Industrial structure and productivity
Figure 19 compares the productivity of UK cities against that of their closest European neighbour in terms of industrial structure. For each UK city the proportion of jobs in each sector of the economy is compared with that of each other European city of similar size to find the closest match.
The index shows that 46 of the 62 UK cities have a lower productivity than their ‘twin’ city. This means that, for a similar economic structure, these cities produce less output per worker than their nearest comparator. For example, despite their similar economic structure, productivity in Manchester is 35 per cent lower than in Hamburg (Figure 20).
Large cities are punching below their weight
In general larger cities tend to have higher productivity than smaller ones: the 65 European cities with more than 500,000 inhabitants have an overall productivity of £59,600, whereas the European city average is £56,300. But this does not seem to be reflected in the UK (Figure 21).
Among the 12 UK cities with more than 500,000 inhabitants, only three – London, Bristol and Portsmouth – have a higher productivity than the national average, and only London has a higher productivity than the European city average.
In other countries, large but less-productive cities are relatively rare.
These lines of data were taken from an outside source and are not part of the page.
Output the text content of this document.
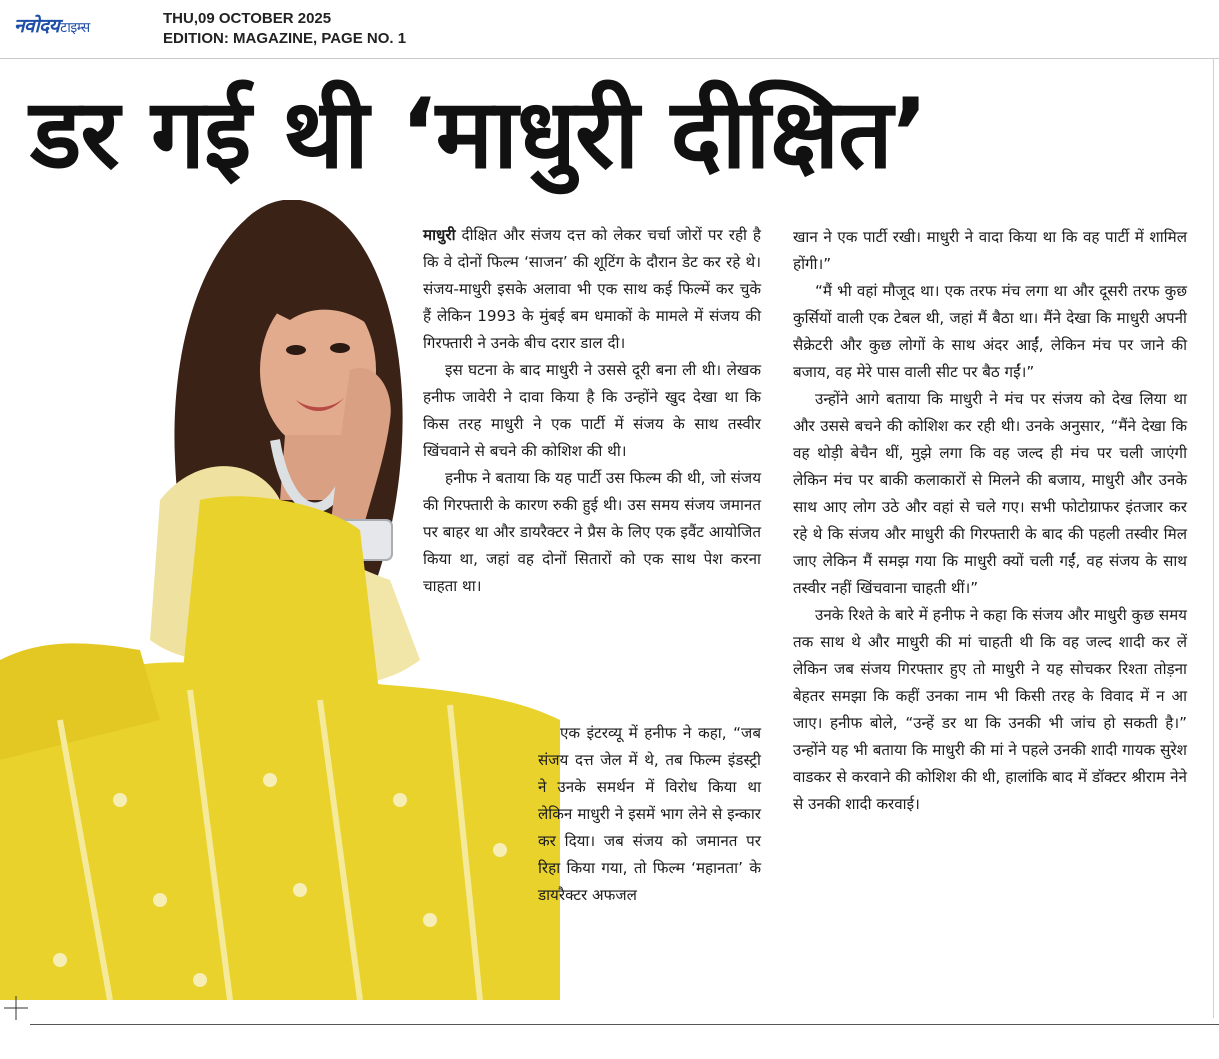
नवोदयटाइम्स
THU,09 OCTOBER 2025
EDITION: MAGAZINE, PAGE NO. 1
डर गई थी ‘माधुरी दीक्षित’

माधुरी दीक्षित और संजय दत्त को लेकर चर्चा जोरों पर रही है कि वे दोनों फिल्म ‘साजन’ की शूटिंग के दौरान डेट कर रहे थे। संजय-माधुरी इसके अलावा भी एक साथ कई फिल्में कर चुके हैं लेकिन 1993 के मुंबई बम धमाकों के मामले में संजय की गिरफ्तारी ने उनके बीच दरार डाल दी।

इस घटना के बाद माधुरी ने उससे दूरी बना ली थी। लेखक हनीफ जावेरी ने दावा किया है कि उन्होंने खुद देखा था कि किस तरह माधुरी ने एक पार्टी में संजय के साथ तस्वीर खिंचवाने से बचने की कोशिश की थी।

हनीफ ने बताया कि यह पार्टी उस फिल्म की थी, जो संजय की गिरफ्तारी के कारण रुकी हुई थी। उस समय संजय जमानत पर बाहर था और डायरैक्टर ने प्रैस के लिए एक इवैंट आयोजित किया था, जहां वह दोनों सितारों को एक साथ पेश करना चाहता था।

एक इंटरव्यू में हनीफ ने कहा, “जब संजय दत्त जेल में थे, तब फिल्म इंडस्ट्री ने उनके समर्थन में विरोध किया था लेकिन माधुरी ने इसमें भाग लेने से इन्कार कर दिया। जब संजय को जमानत पर रिहा किया गया, तो फिल्म ‘महानता’ के डायरैक्टर अफजल

खान ने एक पार्टी रखी। माधुरी ने वादा किया था कि वह पार्टी में शामिल होंगी।”

“मैं भी वहां मौजूद था। एक तरफ मंच लगा था और दूसरी तरफ कुछ कुर्सियों वाली एक टेबल थी, जहां मैं बैठा था। मैंने देखा कि माधुरी अपनी सैक्रेटरी और कुछ लोगों के साथ अंदर आईं, लेकिन मंच पर जाने की बजाय, वह मेरे पास वाली सीट पर बैठ गईं।”

उन्होंने आगे बताया कि माधुरी ने मंच पर संजय को देख लिया था और उससे बचने की कोशिश कर रही थी। उनके अनुसार, “मैंने देखा कि वह थोड़ी बेचैन थीं, मुझे लगा कि वह जल्द ही मंच पर चली जाएंगी लेकिन मंच पर बाकी कलाकारों से मिलने की बजाय, माधुरी और उनके साथ आए लोग उठे और वहां से चले गए। सभी फोटोग्राफर इंतजार कर रहे थे कि संजय और माधुरी की गिरफ्तारी के बाद की पहली तस्वीर मिल जाए लेकिन मैं समझ गया कि माधुरी क्यों चली गईं, वह संजय के साथ तस्वीर नहीं खिंचवाना चाहती थीं।”

उनके रिश्ते के बारे में हनीफ ने कहा कि संजय और माधुरी कुछ समय तक साथ थे और माधुरी की मां चाहती थी कि वह जल्द शादी कर लें लेकिन जब संजय गिरफ्तार हुए तो माधुरी ने यह सोचकर रिश्ता तोड़ना बेहतर समझा कि कहीं उनका नाम भी किसी तरह के विवाद में न आ जाए। हनीफ बोले, “उन्हें डर था कि उनकी भी जांच हो सकती है।” उन्होंने यह भी बताया कि माधुरी की मां ने पहले उनकी शादी गायक सुरेश वाडकर से करवाने की कोशिश की थी, हालांकि बाद में डॉक्टर श्रीराम नेने से उनकी शादी करवाई।
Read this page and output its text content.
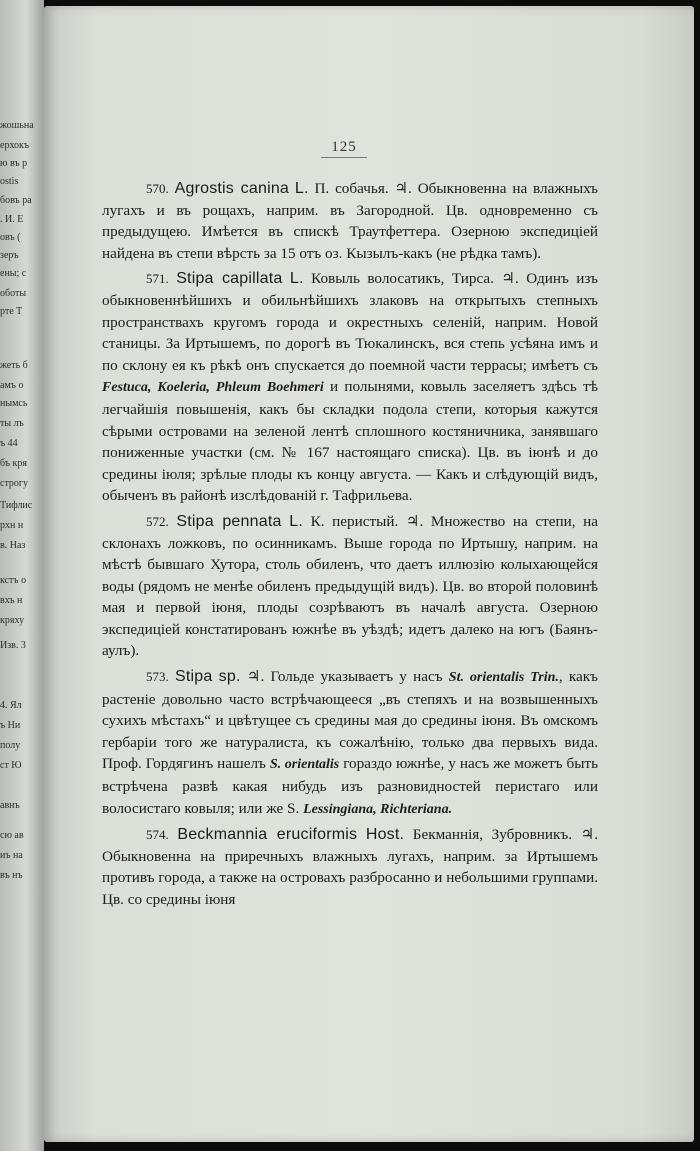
жошьна
ерхокъ
ю въ р
ostis
бовъ ра
. И. Е
овъ (
зеръ
ены; с
оботы
рте Т
жеть б
амъ о
нымсь
ты лъ
ъ 44
бъ кря
строгу
Тифлис
рхн н
в. Наз
кстъ о
вхъ н
кряху
Изв. 3
4. Ял
ъ Ни
полу
ст Ю
авнъ
сю ав
иъ на
въ нъ
125

570. Agrostis canina L. П. собачья. ♃. Обыкновенна на влажныхъ лугахъ и въ рощахъ, наприм. въ Загородной. Цв. одновременно съ предыдущею. Имѣется въ спискѣ Траутфеттера. Озерною экспедиціей найдена въ степи вѣрсть за 15 отъ оз. Кызылъ-какъ (не рѣдка тамъ).

571. Stipa capillata L. Ковыль волосатикъ, Тирса. ♃. Одинъ изъ обыкновеннѣйшихъ и обильнѣйшихъ злаковъ на открытыхъ степныхъ пространствахъ кругомъ города и окрестныхъ селеній, наприм. Новой станицы. За Иртышемъ, по дорогѣ въ Тюкалинскъ, вся степь усѣяна имъ и по склону ея къ рѣкѣ онъ спускается до поемной части террасы; имѣетъ съ Festuca, Koeleria, Phleum Boehmeri и полынями, ковыль заселяетъ здѣсь тѣ легчайшія повышенія, какъ бы складки подола степи, которыя кажутся сѣрыми островами на зеленой лентѣ сплошного костяничника, занявшаго пониженные участки (см. № 167 настоящаго списка). Цв. въ іюнѣ и до средины іюля; зрѣлые плоды къ концу августа. — Какъ и слѣдующій видъ, обыченъ въ районѣ изслѣдованій г. Тафрильева.

572. Stipa pennata L. К. перистый. ♃. Множество на степи, на склонахъ ложковъ, по осинникамъ. Выше города по Иртышу, наприм. на мѣстѣ бывшаго Хутора, столь обиленъ, что даетъ иллюзію колыхающейся воды (рядомъ не менѣе обиленъ предыдущій видъ). Цв. во второй половинѣ мая и первой іюня, плоды созрѣваютъ въ началѣ августа. Озерною экспедиціей констатированъ южнѣе въ уѣздѣ; идетъ далеко на югъ (Баянъ-аулъ).

573. Stipa sp. ♃. Гольде указываетъ у насъ St. orientalis Trin., какъ растеніе довольно часто встрѣчающееся „въ степяхъ и на возвышенныхъ сухихъ мѣстахъ“ и цвѣтущее съ средины мая до средины іюня. Въ омскомъ гербаріи того же натуралиста, къ сожалѣнію, только два первыхъ вида. Проф. Гордягинъ нашелъ S. orientalis гораздо южнѣе, у насъ же можетъ быть встрѣчена развѣ какая нибудь изъ разновидностей перистаго или волосистаго ковыля; или же S. Lessingiana, Richteriana.

574. Beckmannia eruciformis Host. Бекманнія, Зубровникъ. ♃. Обыкновенна на приречныхъ влажныхъ лугахъ, наприм. за Иртышемъ противъ города, а также на островахъ разбросанно и небольшими группами. Цв. со средины іюня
For instance in Germany, nine of the 14 cities of more than 500,000 inhabitants have a higher productivity than the national average, and eight perform better than the European city average. In Italy, four of the six largest cities have a higher productivity than the national and European city averages. In France, three of the eight largest cities are above the national average but five are above the European city average.
This result reflects research by the OECD, which found that larger cities tended to be more productive than their national averages, apart from the UK. This suggests that large cities in particular in the UK are failing to realise the benefits of agglomeration compared to their European counterparts.